The IVNs and I are working our way through a hoard of of LRBs that were sent to us by @tenbobbit . They had the great idea of sorting them out by varying reverses and then working through each reverse at a time. Not a terrible idea...but now we are stuck on one that as far as I can tell, we are reading correctly. However, in the resources that we have, can't find it anywhere. Is there something we are mistaken on? Does anyone have a good reference for it, if we are correct? We believe the obverse to say CONSTANTINVS MAX AVG The reverse is GLOR IAEXERC ITVS The mintmark is the hang up though : *SMKB* is what we are seeing but can't find a reference to it anywhere. Please help preserve what little sanity I have left!
The portrait seems rosette diademed. Mintmark appears dot SMHB dot. I think it is http://numismatics.org/ocre/id/ric.7.her.131
OMG thank you....I have been pulling out what little hair I have left (and there wasn't much to begin with) trying to figure it out. Why was I so hung up on SMK?
Is there a convenient list somewhere online of all the different Late Roman mintmark abbreviations? It would certainly be helpful to be able to refer to something like that.
I used to have one bookmarked...on my old laptop. But I'm working with a shiny new one and am having to rebuild all my bookmarks
I can't say I see a list of mintmarks helping in this particular case. The problem is that the way we of 2022 make letters and the way it was done 'back when' is not the same AND the letters A, H, K, M, and N are the worst offenders. (Not so???) Furry Frog saw a K which struck me as reasonable looking at the bend in that right upright. H and A alternate on which is closed at the top and the number of strokes in M and N are not always clear even when coins are high grade without deposits. Recently {Citation needed}, did we not here on CT have a coin previously read as HT for Heraclea Thracia reinterpreted as AT and called Antioch? Second officina coins Antioch at one point read ANB while Amiens' only workshop reads AMB unless the middle letter is crowded and reads wrong. The point is that we really need to pay attention to style clues for tips in some cases and to keep an open mind in every case. It is safer not to know something than it is to be sure you know when the facts prove you wrong.

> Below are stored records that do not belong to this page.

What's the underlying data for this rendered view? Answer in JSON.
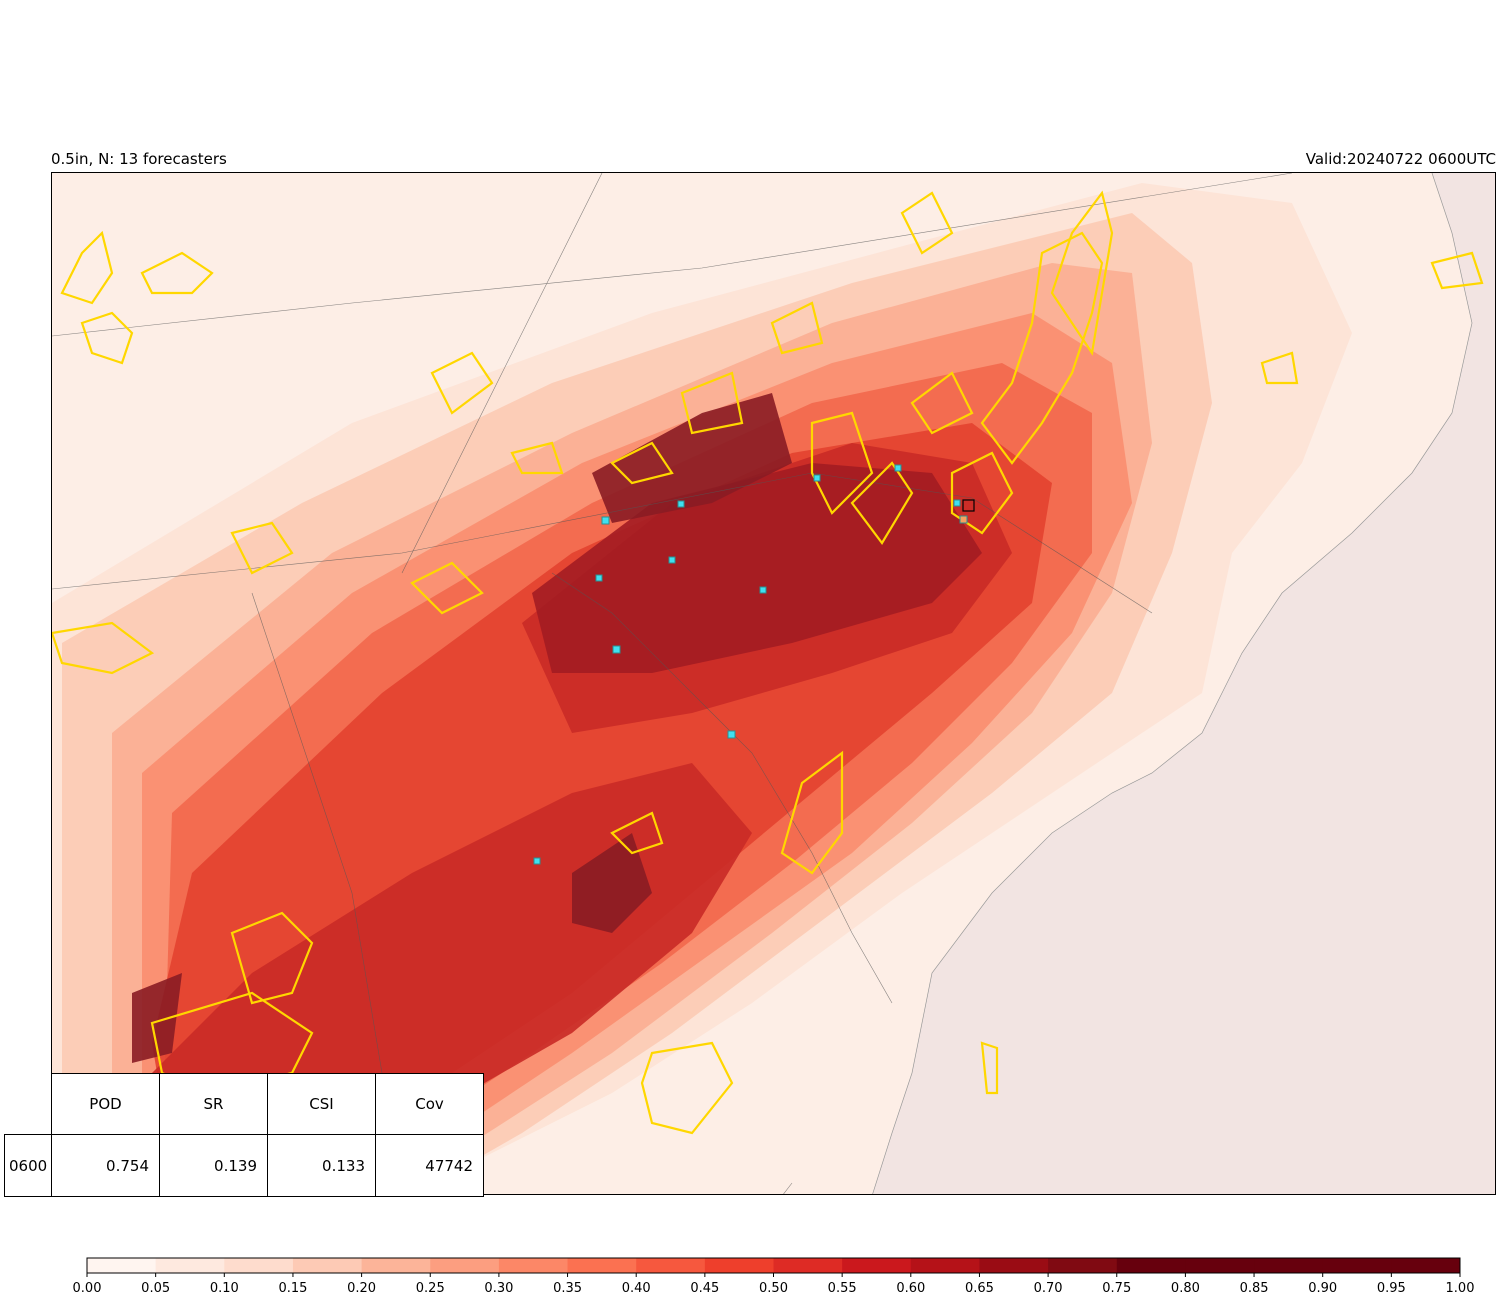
{
  "header": {
    "title_left": "0.5in, N: 13 forecasters",
    "title_right": "Valid:20240722 0600UTC"
  },
  "stats_table": {
    "columns": [
      "POD",
      "SR",
      "CSI",
      "Cov"
    ],
    "row_label": "0600",
    "values": [
      "0.754",
      "0.139",
      "0.133",
      "47742"
    ]
  },
  "colorbar": {
    "min": 0.0,
    "max": 1.0,
    "step": 0.05,
    "tick_labels": [
      "0.00",
      "0.05",
      "0.10",
      "0.15",
      "0.20",
      "0.25",
      "0.30",
      "0.35",
      "0.40",
      "0.45",
      "0.50",
      "0.55",
      "0.60",
      "0.65",
      "0.70",
      "0.75",
      "0.80",
      "0.85",
      "0.90",
      "0.95",
      "1.00"
    ],
    "colors": [
      "#fff5f0",
      "#fee9df",
      "#fedccd",
      "#fdcab5",
      "#fcb499",
      "#fc9e80",
      "#fc8767",
      "#fb7151",
      "#f6583e",
      "#ee3f2c",
      "#de2b25",
      "#cb181d",
      "#b51218",
      "#9a0c14",
      "#800a12",
      "#67000d",
      "#67000d",
      "#67000d",
      "#67000d",
      "#67000d"
    ]
  },
  "map": {
    "ocean_color": "#f3e5e3",
    "land_color": "#fdeee6",
    "observed_outline_color": "#ffd700",
    "station_marker_color": "#40e0f0"
  }
}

you need to use Helvetica's RIC guides http://www.catbikes.ch/coinstuff/coins-ric.htm scroll down to "soldiers and standards" you filter the results and it is soon what the correct mint is.
Helvetica's spreadsheets are an extraordinary time saver - I use them multiple times almost every day! The key to attributing LRBs is to regard it as a multiple choice selection between alternatives that can be narrowed down by recognizing aspects such as type, obverse, etc. The spreadsheets are a very fast way to do this - not only to present all the alternatives, but to let you narrow them down by (as Victor said) using the filters to select any bits that you can unambiguously recognize. e.g. If all you are sure about for above coin is that the mintmark starts with "dot S", then you can enter that in the mintmark column filter and it will massively narrow the choices. In this case you'll see that the only mintmarks that start with "dot S" and also end in dot are from Heraclea, and you're almost done! Even if the mintmark may appear to start as "star S" vs "dot S", the spreadsheet will show that it not one of the choices available, and a quick scan of the options would suggest "dot S" instead.

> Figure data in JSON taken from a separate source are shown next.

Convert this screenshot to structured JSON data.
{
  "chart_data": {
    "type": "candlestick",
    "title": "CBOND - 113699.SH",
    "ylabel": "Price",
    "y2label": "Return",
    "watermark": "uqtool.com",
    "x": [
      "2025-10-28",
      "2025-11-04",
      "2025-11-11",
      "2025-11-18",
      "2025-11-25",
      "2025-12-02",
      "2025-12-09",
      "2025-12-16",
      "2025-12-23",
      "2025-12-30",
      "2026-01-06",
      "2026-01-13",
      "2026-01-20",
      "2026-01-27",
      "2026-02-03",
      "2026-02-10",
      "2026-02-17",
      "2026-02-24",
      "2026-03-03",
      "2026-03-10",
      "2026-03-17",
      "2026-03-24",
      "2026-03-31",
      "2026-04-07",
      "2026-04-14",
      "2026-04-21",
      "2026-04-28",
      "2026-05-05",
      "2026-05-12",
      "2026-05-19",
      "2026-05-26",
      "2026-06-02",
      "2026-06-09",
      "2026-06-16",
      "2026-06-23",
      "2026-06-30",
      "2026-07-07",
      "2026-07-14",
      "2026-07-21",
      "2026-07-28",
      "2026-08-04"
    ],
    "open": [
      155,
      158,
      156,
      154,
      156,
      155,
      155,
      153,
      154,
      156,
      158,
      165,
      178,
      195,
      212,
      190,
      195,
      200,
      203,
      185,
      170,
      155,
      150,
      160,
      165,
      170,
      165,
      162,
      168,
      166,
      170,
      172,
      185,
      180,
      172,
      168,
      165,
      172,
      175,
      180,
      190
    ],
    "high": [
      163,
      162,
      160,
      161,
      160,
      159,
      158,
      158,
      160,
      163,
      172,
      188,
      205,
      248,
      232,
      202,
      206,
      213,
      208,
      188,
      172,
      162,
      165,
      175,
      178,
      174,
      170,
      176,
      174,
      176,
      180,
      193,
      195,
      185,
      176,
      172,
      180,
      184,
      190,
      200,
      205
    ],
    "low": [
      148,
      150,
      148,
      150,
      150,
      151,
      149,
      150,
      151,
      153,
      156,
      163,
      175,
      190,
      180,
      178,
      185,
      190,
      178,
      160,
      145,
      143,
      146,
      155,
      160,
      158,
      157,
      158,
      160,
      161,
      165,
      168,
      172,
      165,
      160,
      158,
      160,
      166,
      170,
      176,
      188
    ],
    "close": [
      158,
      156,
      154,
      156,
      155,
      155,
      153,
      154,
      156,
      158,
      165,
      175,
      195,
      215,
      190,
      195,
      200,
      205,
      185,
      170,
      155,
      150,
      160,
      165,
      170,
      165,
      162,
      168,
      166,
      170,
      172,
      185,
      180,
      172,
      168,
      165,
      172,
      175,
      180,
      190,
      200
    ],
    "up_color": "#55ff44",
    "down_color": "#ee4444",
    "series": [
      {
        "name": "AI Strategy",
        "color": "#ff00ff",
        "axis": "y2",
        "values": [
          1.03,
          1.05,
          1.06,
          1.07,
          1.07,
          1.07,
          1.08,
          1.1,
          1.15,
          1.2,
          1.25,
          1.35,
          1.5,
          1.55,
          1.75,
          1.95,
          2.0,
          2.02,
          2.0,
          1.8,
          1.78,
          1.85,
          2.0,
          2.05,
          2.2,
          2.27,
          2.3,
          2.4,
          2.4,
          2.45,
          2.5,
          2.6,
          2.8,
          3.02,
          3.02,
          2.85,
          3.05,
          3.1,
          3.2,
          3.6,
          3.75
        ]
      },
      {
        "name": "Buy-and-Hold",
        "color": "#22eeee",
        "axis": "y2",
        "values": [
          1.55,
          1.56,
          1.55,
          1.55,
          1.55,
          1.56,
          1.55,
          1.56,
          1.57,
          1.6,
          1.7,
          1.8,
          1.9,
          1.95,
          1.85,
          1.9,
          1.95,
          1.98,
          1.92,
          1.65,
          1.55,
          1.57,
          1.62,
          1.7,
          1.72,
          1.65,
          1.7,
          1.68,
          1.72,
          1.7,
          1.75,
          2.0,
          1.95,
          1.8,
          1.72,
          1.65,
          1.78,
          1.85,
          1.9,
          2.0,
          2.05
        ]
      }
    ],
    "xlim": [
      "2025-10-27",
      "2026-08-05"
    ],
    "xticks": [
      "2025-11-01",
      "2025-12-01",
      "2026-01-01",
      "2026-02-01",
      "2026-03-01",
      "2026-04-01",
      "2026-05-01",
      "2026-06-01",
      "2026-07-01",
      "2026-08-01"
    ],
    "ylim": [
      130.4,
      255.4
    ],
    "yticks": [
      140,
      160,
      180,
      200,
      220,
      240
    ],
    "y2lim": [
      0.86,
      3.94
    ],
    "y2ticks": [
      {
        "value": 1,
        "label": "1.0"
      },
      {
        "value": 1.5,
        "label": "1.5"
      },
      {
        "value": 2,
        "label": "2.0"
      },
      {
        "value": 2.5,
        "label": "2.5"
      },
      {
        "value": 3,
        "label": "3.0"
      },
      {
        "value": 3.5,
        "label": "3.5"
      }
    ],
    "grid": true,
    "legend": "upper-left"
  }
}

Late Roman Bronze Coinage by Carson, Hill & Kent is a handy reference for mintmarks and quick attribution. It's the first volume I reach for when working up LRBs. I note multiple copies of the paperback reprint available on eBay for ~$20. Highly recommended. [Edit] I originally wrote that this volume cross-references to RIC. It's actually RIC 10 that references LRBC numbers. My mistake. Still super-useful, handy and concise.